Phillips spoke again to Pearce and Davies but claimed that the incident was not properly dealt with, telling the tribunal: “I was in tears to Huw telling him that I just didn’t feel comfortable in work anymore, but I was given the same response over and over, that he couldn’t wave a magic wand and fix everything.”
She also claimed that at one point, when telling Pearce about the incident, Webb walked past and the director joking asked him “All right buddy? Hear you’ve been choking girls lately”.
Davies told the tribunal, through a statement: “At every stage we met with Molly and asked her what she wanted us to do. However, Molly was insistent that she didn’t want us to take any action against Nathan. Everything we did or didn’t do was with Molly’s complete agreement.”

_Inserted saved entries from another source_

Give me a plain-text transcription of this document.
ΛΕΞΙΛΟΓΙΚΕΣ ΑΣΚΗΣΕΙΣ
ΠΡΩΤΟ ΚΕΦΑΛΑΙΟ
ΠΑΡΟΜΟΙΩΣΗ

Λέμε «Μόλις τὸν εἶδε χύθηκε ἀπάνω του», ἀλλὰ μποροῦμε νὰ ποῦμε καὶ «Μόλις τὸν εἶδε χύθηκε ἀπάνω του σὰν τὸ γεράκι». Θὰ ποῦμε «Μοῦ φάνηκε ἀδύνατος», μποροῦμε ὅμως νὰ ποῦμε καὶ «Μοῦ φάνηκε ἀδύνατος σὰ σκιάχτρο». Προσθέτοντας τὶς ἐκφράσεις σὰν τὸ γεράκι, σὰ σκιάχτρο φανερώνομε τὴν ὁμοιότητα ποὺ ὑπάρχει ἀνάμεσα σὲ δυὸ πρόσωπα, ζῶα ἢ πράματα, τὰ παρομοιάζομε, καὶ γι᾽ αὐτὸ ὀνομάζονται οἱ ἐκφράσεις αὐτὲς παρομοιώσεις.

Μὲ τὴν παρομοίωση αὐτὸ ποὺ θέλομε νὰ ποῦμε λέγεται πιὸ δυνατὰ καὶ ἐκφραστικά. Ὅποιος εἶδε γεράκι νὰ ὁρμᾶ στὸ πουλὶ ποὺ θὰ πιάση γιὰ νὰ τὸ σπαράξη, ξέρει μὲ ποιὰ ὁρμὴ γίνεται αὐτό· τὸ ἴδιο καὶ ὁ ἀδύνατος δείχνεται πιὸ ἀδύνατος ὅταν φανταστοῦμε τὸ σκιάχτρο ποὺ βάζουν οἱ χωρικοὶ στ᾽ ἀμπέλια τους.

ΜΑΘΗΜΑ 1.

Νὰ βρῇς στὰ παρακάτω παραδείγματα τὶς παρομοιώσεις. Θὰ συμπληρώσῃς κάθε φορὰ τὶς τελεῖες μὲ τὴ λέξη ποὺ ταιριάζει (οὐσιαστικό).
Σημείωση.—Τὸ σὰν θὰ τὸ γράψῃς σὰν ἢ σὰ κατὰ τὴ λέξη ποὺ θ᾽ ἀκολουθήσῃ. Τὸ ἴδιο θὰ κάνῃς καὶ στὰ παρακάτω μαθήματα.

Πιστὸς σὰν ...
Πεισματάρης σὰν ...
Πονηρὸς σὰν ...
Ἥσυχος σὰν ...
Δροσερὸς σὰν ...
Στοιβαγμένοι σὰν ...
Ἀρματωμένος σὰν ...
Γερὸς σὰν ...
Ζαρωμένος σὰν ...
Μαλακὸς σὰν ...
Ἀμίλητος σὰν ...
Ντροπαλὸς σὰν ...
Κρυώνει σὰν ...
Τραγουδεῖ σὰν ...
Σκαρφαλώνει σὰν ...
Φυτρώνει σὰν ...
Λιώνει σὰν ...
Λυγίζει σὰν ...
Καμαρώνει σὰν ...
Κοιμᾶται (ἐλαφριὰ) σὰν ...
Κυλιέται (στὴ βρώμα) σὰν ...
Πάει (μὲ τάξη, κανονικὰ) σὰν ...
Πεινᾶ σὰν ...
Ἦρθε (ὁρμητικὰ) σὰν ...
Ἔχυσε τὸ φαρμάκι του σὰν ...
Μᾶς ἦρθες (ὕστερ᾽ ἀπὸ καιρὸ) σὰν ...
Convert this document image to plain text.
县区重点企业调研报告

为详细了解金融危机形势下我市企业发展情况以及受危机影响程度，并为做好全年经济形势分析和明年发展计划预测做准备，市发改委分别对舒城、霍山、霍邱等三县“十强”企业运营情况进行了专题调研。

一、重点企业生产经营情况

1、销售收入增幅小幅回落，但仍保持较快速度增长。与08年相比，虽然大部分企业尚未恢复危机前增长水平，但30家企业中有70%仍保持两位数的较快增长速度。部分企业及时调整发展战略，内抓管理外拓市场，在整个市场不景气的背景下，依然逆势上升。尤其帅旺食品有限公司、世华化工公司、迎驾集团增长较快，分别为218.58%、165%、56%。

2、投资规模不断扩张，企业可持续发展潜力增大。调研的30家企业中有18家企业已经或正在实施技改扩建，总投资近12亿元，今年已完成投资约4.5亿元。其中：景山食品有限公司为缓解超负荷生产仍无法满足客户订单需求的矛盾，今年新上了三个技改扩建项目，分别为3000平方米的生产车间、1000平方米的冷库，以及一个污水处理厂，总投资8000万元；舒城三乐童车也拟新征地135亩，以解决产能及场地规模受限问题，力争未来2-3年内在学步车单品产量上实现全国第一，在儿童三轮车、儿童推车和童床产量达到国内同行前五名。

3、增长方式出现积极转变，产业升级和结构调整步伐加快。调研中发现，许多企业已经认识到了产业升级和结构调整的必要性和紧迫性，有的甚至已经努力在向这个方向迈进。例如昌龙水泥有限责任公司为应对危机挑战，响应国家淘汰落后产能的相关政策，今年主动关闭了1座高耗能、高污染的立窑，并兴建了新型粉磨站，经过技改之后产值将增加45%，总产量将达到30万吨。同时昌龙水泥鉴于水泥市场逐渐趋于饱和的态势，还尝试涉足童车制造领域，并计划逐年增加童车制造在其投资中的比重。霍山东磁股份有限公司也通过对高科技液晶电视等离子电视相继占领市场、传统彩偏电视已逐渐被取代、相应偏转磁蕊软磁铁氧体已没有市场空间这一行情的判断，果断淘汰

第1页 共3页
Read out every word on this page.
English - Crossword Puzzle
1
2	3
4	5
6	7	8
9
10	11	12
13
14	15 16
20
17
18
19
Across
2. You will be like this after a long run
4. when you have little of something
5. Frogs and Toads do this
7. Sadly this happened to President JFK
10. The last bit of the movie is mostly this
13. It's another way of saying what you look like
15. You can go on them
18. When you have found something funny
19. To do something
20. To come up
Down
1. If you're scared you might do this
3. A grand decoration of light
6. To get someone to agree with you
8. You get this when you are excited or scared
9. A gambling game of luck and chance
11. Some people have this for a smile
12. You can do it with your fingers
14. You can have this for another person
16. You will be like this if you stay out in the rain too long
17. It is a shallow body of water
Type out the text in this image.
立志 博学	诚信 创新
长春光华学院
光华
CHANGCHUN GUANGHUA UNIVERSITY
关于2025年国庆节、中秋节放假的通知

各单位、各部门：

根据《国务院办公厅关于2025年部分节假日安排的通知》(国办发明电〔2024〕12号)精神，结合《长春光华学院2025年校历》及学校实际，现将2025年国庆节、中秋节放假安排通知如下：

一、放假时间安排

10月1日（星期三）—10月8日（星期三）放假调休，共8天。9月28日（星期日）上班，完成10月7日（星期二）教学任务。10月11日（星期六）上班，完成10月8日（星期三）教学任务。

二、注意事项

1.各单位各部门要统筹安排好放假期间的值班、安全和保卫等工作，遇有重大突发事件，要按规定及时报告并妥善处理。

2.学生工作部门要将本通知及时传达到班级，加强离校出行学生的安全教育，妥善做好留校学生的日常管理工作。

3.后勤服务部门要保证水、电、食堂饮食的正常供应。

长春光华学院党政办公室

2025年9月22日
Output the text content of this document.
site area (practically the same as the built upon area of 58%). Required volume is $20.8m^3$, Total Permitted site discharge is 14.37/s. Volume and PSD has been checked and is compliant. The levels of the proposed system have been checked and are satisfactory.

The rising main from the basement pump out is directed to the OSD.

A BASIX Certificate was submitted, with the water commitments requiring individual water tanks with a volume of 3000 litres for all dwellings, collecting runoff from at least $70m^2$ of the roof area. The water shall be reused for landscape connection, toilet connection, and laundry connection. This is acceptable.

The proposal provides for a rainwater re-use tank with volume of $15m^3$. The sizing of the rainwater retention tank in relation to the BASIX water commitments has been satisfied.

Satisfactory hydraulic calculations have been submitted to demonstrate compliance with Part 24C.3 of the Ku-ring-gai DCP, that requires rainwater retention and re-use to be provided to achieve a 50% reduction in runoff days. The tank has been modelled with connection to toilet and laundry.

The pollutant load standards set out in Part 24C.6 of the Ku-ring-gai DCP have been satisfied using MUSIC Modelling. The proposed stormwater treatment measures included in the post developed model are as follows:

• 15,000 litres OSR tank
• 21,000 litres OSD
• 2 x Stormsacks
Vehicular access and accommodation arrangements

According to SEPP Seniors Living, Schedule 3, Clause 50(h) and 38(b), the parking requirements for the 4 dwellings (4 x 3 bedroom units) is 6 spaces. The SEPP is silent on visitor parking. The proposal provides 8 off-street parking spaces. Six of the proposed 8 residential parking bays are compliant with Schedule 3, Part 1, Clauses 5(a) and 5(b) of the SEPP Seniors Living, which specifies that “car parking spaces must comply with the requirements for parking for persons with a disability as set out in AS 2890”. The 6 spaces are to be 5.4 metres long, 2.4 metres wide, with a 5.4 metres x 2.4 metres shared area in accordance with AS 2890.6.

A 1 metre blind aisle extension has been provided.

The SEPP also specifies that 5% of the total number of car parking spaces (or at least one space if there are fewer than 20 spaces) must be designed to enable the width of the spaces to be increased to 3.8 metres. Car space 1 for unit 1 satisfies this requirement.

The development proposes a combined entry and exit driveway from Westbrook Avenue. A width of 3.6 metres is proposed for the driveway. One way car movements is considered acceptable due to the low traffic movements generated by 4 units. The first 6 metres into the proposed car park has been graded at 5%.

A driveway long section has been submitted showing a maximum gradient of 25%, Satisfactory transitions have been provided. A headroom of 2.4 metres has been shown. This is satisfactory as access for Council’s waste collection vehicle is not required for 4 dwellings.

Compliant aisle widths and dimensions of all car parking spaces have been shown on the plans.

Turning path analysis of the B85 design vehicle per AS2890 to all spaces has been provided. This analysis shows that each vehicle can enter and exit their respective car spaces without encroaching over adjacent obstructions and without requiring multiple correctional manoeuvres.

In her written statement, tribunal judge Alison Frazer stated that Phillips, after witnessing other incidents involving Webb, formed the belief that “she had been the victim of insidious violence at the hands of Mr Webb”.
Phillips resigned from the club in May.
Frazer’s judgment found ”there was an inextricable link between the incident at the Christmas party and the workplace, even though it had happened off duty. It was a work’s Christmas party held on site.”
She wrote: “Mr Pearce understood from observation of the CCTV that the Claimant had been strangled.
“Mr Davies, on the other hand, denied that this was the case. Mr Pearce did not watch the video until April or May and Mr Davies only watched it once.”
Frazer concluded that because of Pearce and Davies’s actions, Phillips was justified in resigning and was constructively unfairly dismissed.
Cameo Club, run by the Pontcanna Pub Company, said it had no comment.